- Mamy wspólne stanowisko w kluczowych aspektach bezpieczeństwa, Trójmorza i polityki wschodniej - oświadczył prezydencki minister Krzysztof Szczerski po telefonicznej rozmowie z doradcą prezydenta Stanów Zjednoczonych ds. bezpieczeństwa narodowego Jake'iem Sullivanem. - Była to pierwsza okazja do omówienia współpracy PL-US na tak wysokim szczeblu po zmianie w Waszyngtonie - dodał.
Dziś wieczorem odbyła się telefoniczna rozmowa doradców ds. bezpieczeństwa narodowego prezydentów Polski i USA - Pawła Solocha i Jake'a Sullivana. W rozmowie uczestniczył także Szczerski.
"Wraz z ministrem Pawłem Solochem rozmawiałem z Jake'iem Sullivanem - szefem NSC w Białym Domu. Była to pierwsza okazja do omówienia współpracy PL-US na tak wysokim szczeblu po zmianie w Waszyngtonie. Mamy wspólne stanowisko w kluczowych aspektach bezpieczeństwa, Trójmorza i polityki wschodniej"
- napisał Szczerski na Twitterze, po zakończeniu rozmowy.
Wraz z min @SolochPawel rozmawiałem z @jakejsullivan szefem NSC w Białym Domu; była to pierwsza okazja do omówienia współpracy PL-US na tak wysokim szczeblu po zmianie w Waszyngtonie;mamy wspólne stanowisko w kluczowych aspektach bezpieczeństwa, Trójmorza i polityki wschodniej
— Krzysztof Szczerski (@KSzczerski) February 3, 2021
Sullivan objął stanowisko doradcy prezydenta Stanów Zjednoczonych ds. bezpieczeństwa narodowego 20 stycznia. Powierzenie mu tej funkcji Joe Biden zapowiadał w listopadzie ubiegłego roku.

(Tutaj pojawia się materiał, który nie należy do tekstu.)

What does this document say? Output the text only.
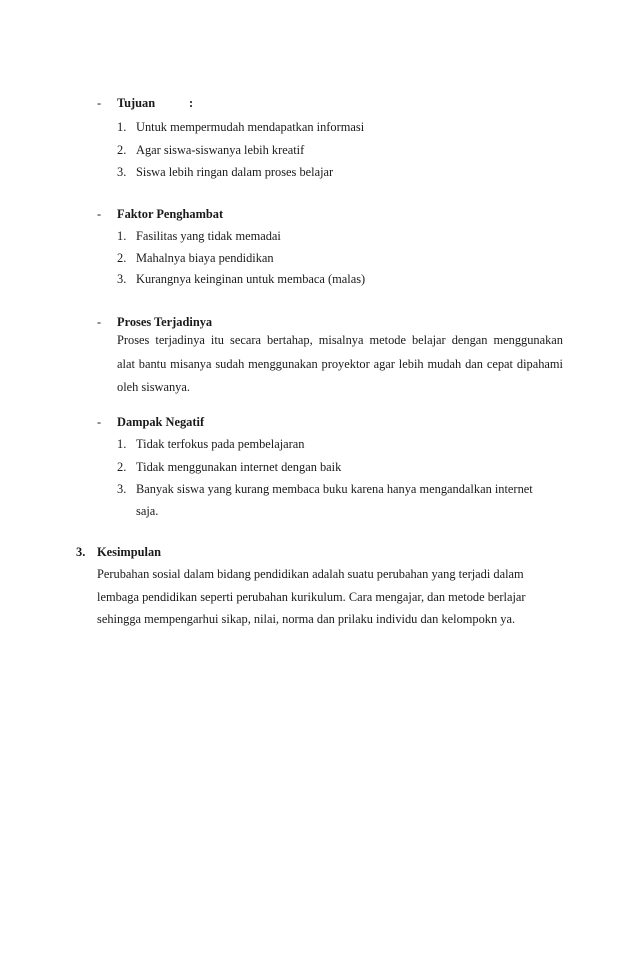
- Tujuan	:
1. Untuk mempermudah mendapatkan informasi
2. Agar siswa-siswanya lebih kreatif
3. Siswa lebih ringan dalam proses belajar
- Faktor Penghambat
1. Fasilitas yang tidak memadai
2. Mahalnya biaya pendidikan
3. Kurangnya keinginan untuk membaca (malas)
- Proses Terjadinya
Proses terjadinya itu secara bertahap, misalnya metode belajar dengan menggunakan
alat bantu misanya sudah menggunakan proyektor agar lebih mudah dan cepat dipahami
oleh siswanya.
- Dampak Negatif
1. Tidak terfokus pada pembelajaran
2. Tidak menggunakan internet dengan baik
3. Banyak siswa yang kurang membaca buku karena hanya mengandalkan internet
saja.
3. Kesimpulan
Perubahan sosial dalam bidang pendidikan adalah suatu perubahan yang terjadi dalam
lembaga pendidikan seperti perubahan kurikulum. Cara mengajar, dan metode berlajar
sehingga mempengarhui sikap, nilai, norma dan prilaku individu dan kelompokn ya.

Wcześniej Sullivan był doradcą Bidena jako wiceprezydenta w administracji Baracka Obamy. Doradzał Hillary Clinton w jej kampanii prezydenckiej w 2016 roku; był też doradcą rządu USA w negocjacjach nuklearnych z Iranem. Był także wykładowcą, m. in. w Szkole Prawa Uniwersytetu Yale'a i na uniwersytecie New Hampshire.